Jamais, depuis l’indépendance, on n’avait médaillé tant de morts pour la patrie en Inde. Jamais, depuis la partition, on n’avait assisté à une telle bataille pour les corps entre nations. Tandis que l’Inde enterrait et incinérait ses morts avec pompe et cérémonie, le Pakistan abandonnait les siens sur le terrain et a même refusé un temps ceux que l’Inde lui renvoyait après les avoir dûment authentifiés ; du moins selon la version indienne car les Pakistanais ont bien organisé des funérailles militaires, il est vrai de manière fort discrète. Face à la communauté internationale, les autorités politiques du pays renâclaient à reconnaître que leurs militaires avaient sciemment violé les frontières et pénétré dans le territoire ennemi ; mais c’est là encore une interprétation indienne puisque les Pakistanais ne reconnaissent justement pas ce tracé des frontières, dites « ligne de contrôle », qui est la cause première du conflit. Force est pourtant de constater que ces derniers se sont un temps défaussés en affirmant qu’il s’agissait de « guerriers de la foi islamique » (mujahidin) incontrôlés et autres militants cachemiris luttant pour l’indépendance de leur région.

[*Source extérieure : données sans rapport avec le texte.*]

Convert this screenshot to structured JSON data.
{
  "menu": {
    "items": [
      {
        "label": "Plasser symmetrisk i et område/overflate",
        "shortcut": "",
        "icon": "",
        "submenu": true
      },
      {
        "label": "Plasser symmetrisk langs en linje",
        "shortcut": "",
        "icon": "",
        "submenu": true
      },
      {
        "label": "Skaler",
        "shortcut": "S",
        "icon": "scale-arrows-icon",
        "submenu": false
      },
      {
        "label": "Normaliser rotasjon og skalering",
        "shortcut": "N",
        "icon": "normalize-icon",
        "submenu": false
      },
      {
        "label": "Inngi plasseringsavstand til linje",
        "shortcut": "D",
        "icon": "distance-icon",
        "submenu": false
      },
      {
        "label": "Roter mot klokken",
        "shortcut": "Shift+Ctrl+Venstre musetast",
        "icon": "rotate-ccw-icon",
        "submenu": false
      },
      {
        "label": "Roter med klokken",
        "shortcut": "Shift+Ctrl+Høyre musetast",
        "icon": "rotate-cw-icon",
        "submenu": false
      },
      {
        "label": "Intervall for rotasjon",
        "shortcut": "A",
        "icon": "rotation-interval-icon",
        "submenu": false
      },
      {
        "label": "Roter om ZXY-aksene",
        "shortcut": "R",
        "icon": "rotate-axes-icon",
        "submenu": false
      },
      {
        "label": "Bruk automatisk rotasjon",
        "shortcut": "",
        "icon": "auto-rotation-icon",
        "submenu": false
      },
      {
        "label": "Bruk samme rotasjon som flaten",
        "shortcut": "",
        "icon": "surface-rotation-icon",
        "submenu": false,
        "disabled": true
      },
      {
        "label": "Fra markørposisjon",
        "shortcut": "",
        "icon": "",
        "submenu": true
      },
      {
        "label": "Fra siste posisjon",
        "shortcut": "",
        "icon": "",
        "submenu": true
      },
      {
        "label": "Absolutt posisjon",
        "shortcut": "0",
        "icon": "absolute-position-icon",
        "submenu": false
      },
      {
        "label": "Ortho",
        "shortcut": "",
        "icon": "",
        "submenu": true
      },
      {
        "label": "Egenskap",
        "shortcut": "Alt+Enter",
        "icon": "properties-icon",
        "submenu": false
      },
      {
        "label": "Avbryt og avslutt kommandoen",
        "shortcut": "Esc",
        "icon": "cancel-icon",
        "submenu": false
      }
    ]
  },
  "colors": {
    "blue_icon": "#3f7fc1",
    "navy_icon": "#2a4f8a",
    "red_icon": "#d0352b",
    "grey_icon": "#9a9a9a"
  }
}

Tandis que du côté musulman on invoquait la notion de « guerre sainte », le jihad , l’Inde entretenait la fibre patriotique en glorifiant le soldat héroïque et laïque défendant l’intégrité de la nation.
À la fin du mois de juin 1999, le rapatriement de six corps de militaires indiens torturés acheva de transfigurer le héros de Kargil en martyr. De fait, 1999 était officiellement déclarée en Inde l’année du « héros » (jawan) , voire du « martyr » (shahid) , comme si les responsables politiques voulaient procéder à l’étayage sacrificiel de la nation : la terre indienne est étroitement liée au pouvoir germinatif du sang que ses martyrs y ont versé. Le terme shahid , emprunté à la langue arabo-persane et possédant une forte acception religieuse islamique, atteste avec éclat, contre le vent de l’histoire nationale et de l’historiographie nationaliste, de cette acculturation millénaire entre hindous et musulmans qui a donné au sous-continent sa profuse complexité humaine et socioculturelle.
Alors que le martyr indien était honoré, le martyr pakistanais fut laissé temporairement en déshérence par son propre camp, sans doute à cause de la tension entre l’appareil d’État et le pouvoir militaire. L’Inde vénère ses morts sacrifiés. Le Pakistan s’en désintéresse partiellement, et souhaite les oublier. Qui plus est, roué, le commandement de l’armée indienne décide de rendre hommage aux disparus pakistanais sur son propre sol. Les images des cercueils recouverts du drapeau pakistanais vert et blanc, frappé d’une étoile et d’un croissant, rangés face à la haie d’honneur des soldats indiens font le tour de l’Inde. L’émotion partagée, l’humiliation subie et la fierté reconquise concourent à faire monter la tension. La frontière entre les deux pays, qui n’est d’ailleurs qu’une ligne de front disputée, devient, selon l’hebdomadaire national-hindouiste fascisant 3 The Organiser , « la frontière entre la civilisation et la barbarie » ; soit pour le parti ultranationaliste : ce qui sépare l’hindouisme de l’islam.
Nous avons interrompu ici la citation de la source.